The difference between a helpful and harmful ally

Protestors, including alumni and community members, came out to the USC Black Lives Matter march to stand against racial injustice.
Lauren Mattice | Daily Trojan

With the recent outrage caused by the killings of Ahmaud Arbery, Breonna Taylor and George Floyd (among countless others), there has been a palpable shift in the United States: These deaths served as the final straw, igniting a revolution against the police brutality and systemic racism that reflects the country’s very foundations. According to USA Today, there are at least 700 cities actively protesting and these demonstrations have flooded the streets in all 50 states.

The Black Lives Matter movement has taken on new mediums, combining in-person activism with social media. The Black community has also called out to all non-Black people to step up as allies during this time — one-liners such as “White silence is violence” have decorated protesters’ posters en masse.

The Black community needs allies committed to the fight for justice; however, as an ally, there is a line to toe between effective and performative allyship … yes, there is such a thing as being a “bad” or “harmful” ally. 

“[Denver School Board Director] Tay Anderson made a good point that has stuck with me: A lot of the violence and vandalism we’ve seen is being done by non-Black people,” Black Colorado activist Jayah Caley said. “It’s counterproductive to our movement.” 

Navigating the Black Lives Matter movement while being non-Black may be difficult, but one of the best ways to prevent unintentional harm is by educating oneself. From reading “How to Be an Antiracist” by Ibram Kendi and watching “13th” on Netflix to actively engaging in difficult conversations about race, there are limitless resources one can use to expand one’s knowledge on systematic oppression and racism. 

“Keep educating yourself, keep asking questions and be willing to listen when you are being corrected,” Caley said. “Take what you’ve learned and share it.”

Caley is correct that one of the most important and beneficial things an ally can do is to listen when they are being corrected. Many non-Black activists are well versed in the workings of the Black Lives Matter movement and the nuances of white allyship — but despite this knowledge and their good intentions, allies must be prepared to accept accountability when they make mistakes. It is equally important that allies do not attempt to educate Black community members about their own oppression — this is the equivalent of a student trying to tell the professor how to teach their class.  

When it comes to virtual activism, social media is being used as a platform for sharing resources, signing petitions, locating donation sites and inciting intellectual discourse. To that end, Black activists have set the example of what one should and should not share as a digital ally. Many Black activists have asked community members to stop sharing the traumatizing videos of the killings of Black people. Instead, allies ought to use their platform to inform their followers on petitions and organizations they can donate to.

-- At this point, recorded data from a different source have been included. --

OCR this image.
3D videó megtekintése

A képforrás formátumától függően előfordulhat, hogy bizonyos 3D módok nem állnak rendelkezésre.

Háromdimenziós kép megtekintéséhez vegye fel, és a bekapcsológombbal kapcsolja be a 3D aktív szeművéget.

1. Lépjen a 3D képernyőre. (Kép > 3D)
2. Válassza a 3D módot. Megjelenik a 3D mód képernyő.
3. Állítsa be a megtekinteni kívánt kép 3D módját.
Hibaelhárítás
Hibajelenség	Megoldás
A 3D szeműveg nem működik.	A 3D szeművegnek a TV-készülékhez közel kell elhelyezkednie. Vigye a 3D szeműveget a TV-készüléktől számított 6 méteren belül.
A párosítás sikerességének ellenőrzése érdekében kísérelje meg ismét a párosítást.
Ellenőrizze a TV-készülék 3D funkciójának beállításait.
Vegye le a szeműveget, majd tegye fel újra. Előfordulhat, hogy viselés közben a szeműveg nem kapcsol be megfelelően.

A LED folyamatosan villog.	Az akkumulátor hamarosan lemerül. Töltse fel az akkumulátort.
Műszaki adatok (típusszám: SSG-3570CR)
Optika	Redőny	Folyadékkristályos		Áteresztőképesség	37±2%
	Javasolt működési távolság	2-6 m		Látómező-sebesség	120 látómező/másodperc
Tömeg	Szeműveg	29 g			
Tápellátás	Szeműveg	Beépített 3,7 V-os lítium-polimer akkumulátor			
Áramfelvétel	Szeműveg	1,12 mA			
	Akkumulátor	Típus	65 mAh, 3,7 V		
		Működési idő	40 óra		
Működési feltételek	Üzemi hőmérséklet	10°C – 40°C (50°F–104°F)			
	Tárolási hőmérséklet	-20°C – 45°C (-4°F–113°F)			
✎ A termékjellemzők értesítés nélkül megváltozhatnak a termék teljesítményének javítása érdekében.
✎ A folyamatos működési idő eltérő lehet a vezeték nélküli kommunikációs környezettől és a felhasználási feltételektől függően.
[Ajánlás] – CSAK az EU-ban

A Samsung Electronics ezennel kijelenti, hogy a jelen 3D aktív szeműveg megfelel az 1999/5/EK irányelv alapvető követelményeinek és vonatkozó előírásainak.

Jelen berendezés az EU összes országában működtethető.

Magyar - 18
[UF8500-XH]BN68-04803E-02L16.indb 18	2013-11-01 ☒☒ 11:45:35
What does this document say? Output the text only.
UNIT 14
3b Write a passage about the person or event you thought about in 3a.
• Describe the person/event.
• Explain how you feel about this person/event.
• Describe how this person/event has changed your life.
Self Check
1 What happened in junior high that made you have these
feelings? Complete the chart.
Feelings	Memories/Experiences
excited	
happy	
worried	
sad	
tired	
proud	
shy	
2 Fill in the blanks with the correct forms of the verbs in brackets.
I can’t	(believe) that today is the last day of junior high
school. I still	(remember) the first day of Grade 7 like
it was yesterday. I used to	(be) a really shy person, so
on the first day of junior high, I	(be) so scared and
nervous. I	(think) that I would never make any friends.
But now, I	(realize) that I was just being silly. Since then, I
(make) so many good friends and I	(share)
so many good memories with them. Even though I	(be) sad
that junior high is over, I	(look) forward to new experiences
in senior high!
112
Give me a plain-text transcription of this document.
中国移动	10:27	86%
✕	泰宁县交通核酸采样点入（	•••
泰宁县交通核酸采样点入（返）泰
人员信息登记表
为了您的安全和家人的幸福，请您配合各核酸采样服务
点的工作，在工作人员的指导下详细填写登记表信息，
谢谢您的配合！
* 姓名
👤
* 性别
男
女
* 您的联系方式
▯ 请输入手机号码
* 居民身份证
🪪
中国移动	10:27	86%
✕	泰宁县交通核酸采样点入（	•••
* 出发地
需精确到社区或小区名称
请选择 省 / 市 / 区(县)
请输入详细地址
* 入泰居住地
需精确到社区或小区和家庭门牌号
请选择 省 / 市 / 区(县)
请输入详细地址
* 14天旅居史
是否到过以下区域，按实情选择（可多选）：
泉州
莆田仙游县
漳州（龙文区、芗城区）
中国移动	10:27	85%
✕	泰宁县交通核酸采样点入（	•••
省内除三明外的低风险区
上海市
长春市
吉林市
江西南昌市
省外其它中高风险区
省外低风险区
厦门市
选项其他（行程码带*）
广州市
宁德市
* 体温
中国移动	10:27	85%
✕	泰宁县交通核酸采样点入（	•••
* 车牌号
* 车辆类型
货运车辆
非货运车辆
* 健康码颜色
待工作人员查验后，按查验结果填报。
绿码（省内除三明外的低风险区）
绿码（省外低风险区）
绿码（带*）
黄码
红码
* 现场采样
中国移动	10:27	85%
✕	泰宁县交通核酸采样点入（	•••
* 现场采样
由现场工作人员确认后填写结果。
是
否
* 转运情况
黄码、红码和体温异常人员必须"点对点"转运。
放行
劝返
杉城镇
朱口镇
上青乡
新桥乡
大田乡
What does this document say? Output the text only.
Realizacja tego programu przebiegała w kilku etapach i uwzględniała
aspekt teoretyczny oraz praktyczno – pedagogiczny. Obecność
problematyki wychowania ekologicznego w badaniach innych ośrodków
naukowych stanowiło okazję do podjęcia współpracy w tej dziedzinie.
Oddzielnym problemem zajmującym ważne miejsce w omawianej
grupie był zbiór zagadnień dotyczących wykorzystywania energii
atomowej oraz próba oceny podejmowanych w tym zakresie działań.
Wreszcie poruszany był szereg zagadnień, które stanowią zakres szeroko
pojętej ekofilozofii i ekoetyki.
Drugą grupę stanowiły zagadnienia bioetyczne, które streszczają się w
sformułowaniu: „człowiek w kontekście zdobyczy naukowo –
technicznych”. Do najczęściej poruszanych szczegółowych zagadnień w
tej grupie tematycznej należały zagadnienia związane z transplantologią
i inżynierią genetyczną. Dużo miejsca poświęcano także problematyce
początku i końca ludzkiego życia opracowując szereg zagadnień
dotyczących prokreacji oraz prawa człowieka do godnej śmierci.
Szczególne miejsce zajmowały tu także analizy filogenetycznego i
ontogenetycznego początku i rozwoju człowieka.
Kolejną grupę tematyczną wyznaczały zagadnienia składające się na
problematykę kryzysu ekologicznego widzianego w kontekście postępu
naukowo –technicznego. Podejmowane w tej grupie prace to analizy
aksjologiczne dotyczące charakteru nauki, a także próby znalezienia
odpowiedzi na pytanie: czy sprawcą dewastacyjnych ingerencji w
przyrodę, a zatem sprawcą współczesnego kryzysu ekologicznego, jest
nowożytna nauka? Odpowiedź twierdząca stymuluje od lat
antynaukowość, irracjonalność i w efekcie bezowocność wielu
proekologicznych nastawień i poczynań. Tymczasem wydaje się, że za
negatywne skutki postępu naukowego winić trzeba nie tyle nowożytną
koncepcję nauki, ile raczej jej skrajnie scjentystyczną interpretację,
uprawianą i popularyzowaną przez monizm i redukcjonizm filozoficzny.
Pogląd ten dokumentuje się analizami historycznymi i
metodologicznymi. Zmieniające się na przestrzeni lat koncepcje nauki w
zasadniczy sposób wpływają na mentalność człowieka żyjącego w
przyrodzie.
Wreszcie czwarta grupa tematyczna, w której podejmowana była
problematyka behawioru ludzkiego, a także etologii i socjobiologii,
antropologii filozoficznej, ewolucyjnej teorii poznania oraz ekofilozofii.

Media silence has been seen as one of the most harmful behaviors an ally can engage in. Particularly as a white ally, it is one’s responsibility to leverage one’s privilege to play a role in bringing justice to those who are oppressed. Whether that comes in the form of sharing the link to bail funds or the directions to a Black Lives Matter event, sharing something — anything — is better than sharing nothing, and many Black community members have made it perfectly clear that the message media silence from a white person sends is complicity. 

It is also important to discuss how to be a good ally while protesting and attending Black Lives Matter events. During these events, non-Black attendees should remember that they are guests, not hosts.

Many non-Black allies have made the mistake of making the event about them by leading the marches or chants and by trying to tell Black community members how to organize. The purpose of an ally is to uplift the Black community and to form human barriers between Black protesters and the police — the presence of allies is certainly important, but they should behave accordingly.

There have been “allies” that have taken advantage of the protests, whether by looting for the sake of destruction or attempting to take charge in a tone-deaf demonstration of performative allyship. These digressions can be actively harmful to the goal of the protests — for instance, the looting that occurred during many protests managed to shift the narrative away from Black Lives Matter to the protesters engaged in property destruction.

Given that the United States is undergoing a major cultural shift in which the Black community is at the forefront, it is the duty of allies to engage in verbal and physical action to elevate the voices of this community to the best of their abilities.

Allies ought to use this time to educate themselves, to use their platforms for digital activism with the goal of inciting change and to use their privileged non-Black bodies to protect Black people at protests. They ought not to stay silent, take control or strip the microphone from the Black community. Allies must be cognizant of their role and continue to fight alongside the Black community for justice.